Brent, the benchmark for two thirds of the world’s oil, settled 0.07 per cent lower at $76.10 at the close of trading on Friday. West Texas Intermediate, the gauge that tracks US crude, closed 0.62 per cent lower at $71.02 a barrel.
Prices had slightly edged up on Thursday after a 622,000 barrel-per-day Keystone pipeline, which transports Canadian crude to refiners in the US Midwest and the Gulf Coast, was shut down after more than 14,000 barrels of crude oil spilled into a creek in Kansas. But recession fears weighed on prices.
"The short-term crude demand outlook has deteriorated significantly as no one has a strong handle on how bad a recession will hit the US economy," said Edward Moya, senior market analyst at Oanda.
"China’s Covid situation also remains a big concern as the end of their Covid zero strategy could cripple their health system."
Oil prices could find a floor at $70 a barrel, analysts said, with the US having previously indicated that it would refill its Strategic Petroleum Reserve (SPR) when crude falls to between $67 and $72.
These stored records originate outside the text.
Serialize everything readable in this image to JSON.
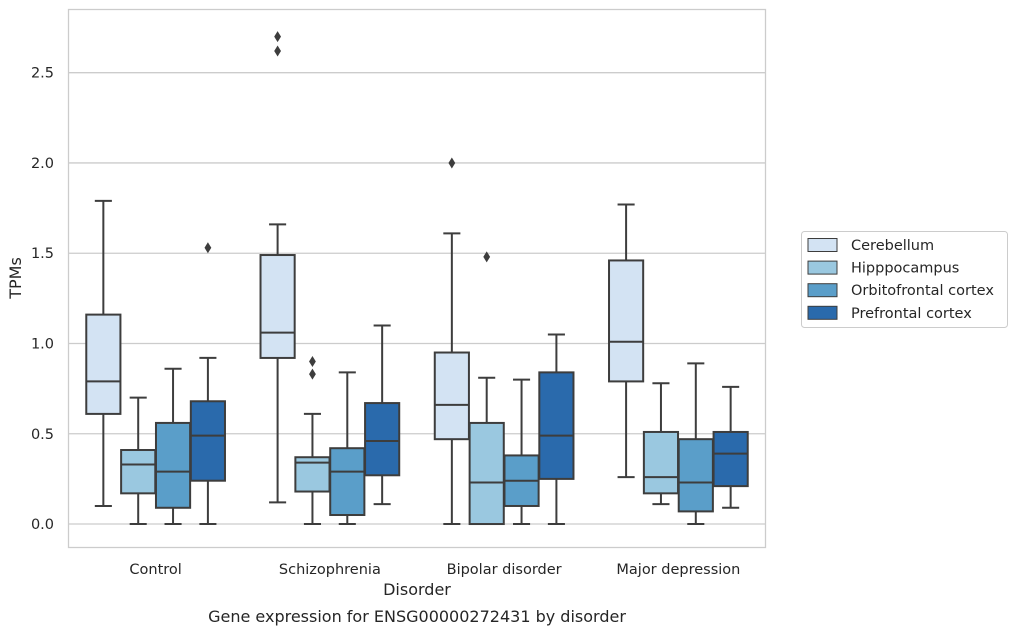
{
  "chart_data": {
    "type": "box",
    "title": "",
    "caption": "Gene expression for ENSG00000272431 by disorder",
    "xlabel": "Disorder",
    "ylabel": "TPMs",
    "ylim": [
      -0.13,
      2.85
    ],
    "yticks": [
      0.0,
      0.5,
      1.0,
      1.5,
      2.0,
      2.5
    ],
    "ytick_labels": [
      "0.0",
      "0.5",
      "1.0",
      "1.5",
      "2.0",
      "2.5"
    ],
    "grid": "horizontal",
    "legend_position": "right",
    "categories": [
      "Control",
      "Schizophrenia",
      "Bipolar disorder",
      "Major depression"
    ],
    "series": [
      {
        "name": "Cerebellum",
        "color": "#d3e3f3",
        "boxes": [
          {
            "whisker_low": 0.1,
            "q1": 0.61,
            "median": 0.79,
            "q3": 1.16,
            "whisker_high": 1.79,
            "outliers": []
          },
          {
            "whisker_low": 0.12,
            "q1": 0.92,
            "median": 1.06,
            "q3": 1.49,
            "whisker_high": 1.66,
            "outliers": [
              2.62,
              2.7
            ]
          },
          {
            "whisker_low": 0.0,
            "q1": 0.47,
            "median": 0.66,
            "q3": 0.95,
            "whisker_high": 1.61,
            "outliers": [
              2.0
            ]
          },
          {
            "whisker_low": 0.26,
            "q1": 0.79,
            "median": 1.01,
            "q3": 1.46,
            "whisker_high": 1.77,
            "outliers": []
          }
        ]
      },
      {
        "name": "Hipppocampus",
        "color": "#9ac8e0",
        "boxes": [
          {
            "whisker_low": 0.0,
            "q1": 0.17,
            "median": 0.33,
            "q3": 0.41,
            "whisker_high": 0.7,
            "outliers": []
          },
          {
            "whisker_low": 0.0,
            "q1": 0.18,
            "median": 0.34,
            "q3": 0.37,
            "whisker_high": 0.61,
            "outliers": [
              0.83,
              0.9
            ]
          },
          {
            "whisker_low": 0.0,
            "q1": 0.0,
            "median": 0.23,
            "q3": 0.56,
            "whisker_high": 0.81,
            "outliers": [
              1.48
            ]
          },
          {
            "whisker_low": 0.11,
            "q1": 0.17,
            "median": 0.26,
            "q3": 0.51,
            "whisker_high": 0.78,
            "outliers": []
          }
        ]
      },
      {
        "name": "Orbitofrontal cortex",
        "color": "#5a9ec9",
        "boxes": [
          {
            "whisker_low": 0.0,
            "q1": 0.09,
            "median": 0.29,
            "q3": 0.56,
            "whisker_high": 0.86,
            "outliers": []
          },
          {
            "whisker_low": 0.0,
            "q1": 0.05,
            "median": 0.29,
            "q3": 0.42,
            "whisker_high": 0.84,
            "outliers": []
          },
          {
            "whisker_low": 0.0,
            "q1": 0.1,
            "median": 0.24,
            "q3": 0.38,
            "whisker_high": 0.8,
            "outliers": []
          },
          {
            "whisker_low": 0.0,
            "q1": 0.07,
            "median": 0.23,
            "q3": 0.47,
            "whisker_high": 0.89,
            "outliers": []
          }
        ]
      },
      {
        "name": "Prefrontal cortex",
        "color": "#2a6aac",
        "boxes": [
          {
            "whisker_low": 0.0,
            "q1": 0.24,
            "median": 0.49,
            "q3": 0.68,
            "whisker_high": 0.92,
            "outliers": [
              1.53
            ]
          },
          {
            "whisker_low": 0.11,
            "q1": 0.27,
            "median": 0.46,
            "q3": 0.67,
            "whisker_high": 1.1,
            "outliers": []
          },
          {
            "whisker_low": 0.0,
            "q1": 0.25,
            "median": 0.49,
            "q3": 0.84,
            "whisker_high": 1.05,
            "outliers": []
          },
          {
            "whisker_low": 0.09,
            "q1": 0.21,
            "median": 0.39,
            "q3": 0.51,
            "whisker_high": 0.76,
            "outliers": []
          }
        ]
      }
    ]
  },
  "colors": {
    "box_edge": "#3d3d3d",
    "grid": "#cccccc",
    "frame": "#cccccc",
    "text": "#262626"
  }
}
Earlier this week, oil prices fell to below $80 a barrel for the first time since January on persistent fears of a recession and rising interest rates.
Markets have largely “shrugged” the EU embargo on Russian seaborne crude imports, with most players now assuming that the ban will displace less oil that previously expected, Moody’s said in its weekly market outlook report.
“Despite the apparent easing of its zero-Covid policy, China’s economy is weakening, and many European countries appear to be teetering on the brink of recession,” it said.
Global economic growth is forecast to be as weak as in 2009 — during the financial crisis — as a result of the Ukraine conflict and its impact on the world economy, the Institute of International Finance said in a report this month.
The world economy is projected to grow by 1.5 per cent next year, compared with 0.6 per cent in 2009, the IIF said.
This assessment follows the International Monetary Fund's move to slash its global economic growth forecast for next year due to the effects of the Ukraine conflict, broadening inflation pressures and a slowdown in China, the world’s second-largest economy.
The fund maintained its global economic estimate for this year at 3.2 per cent but downgraded next year's forecast to 2.7 per cent — 0.2 percentage points lower than the July forecast.
There is a 25 per cent probability that growth could fall below 2 per cent next year, the IMF said in its World Economic Outlook report released in October.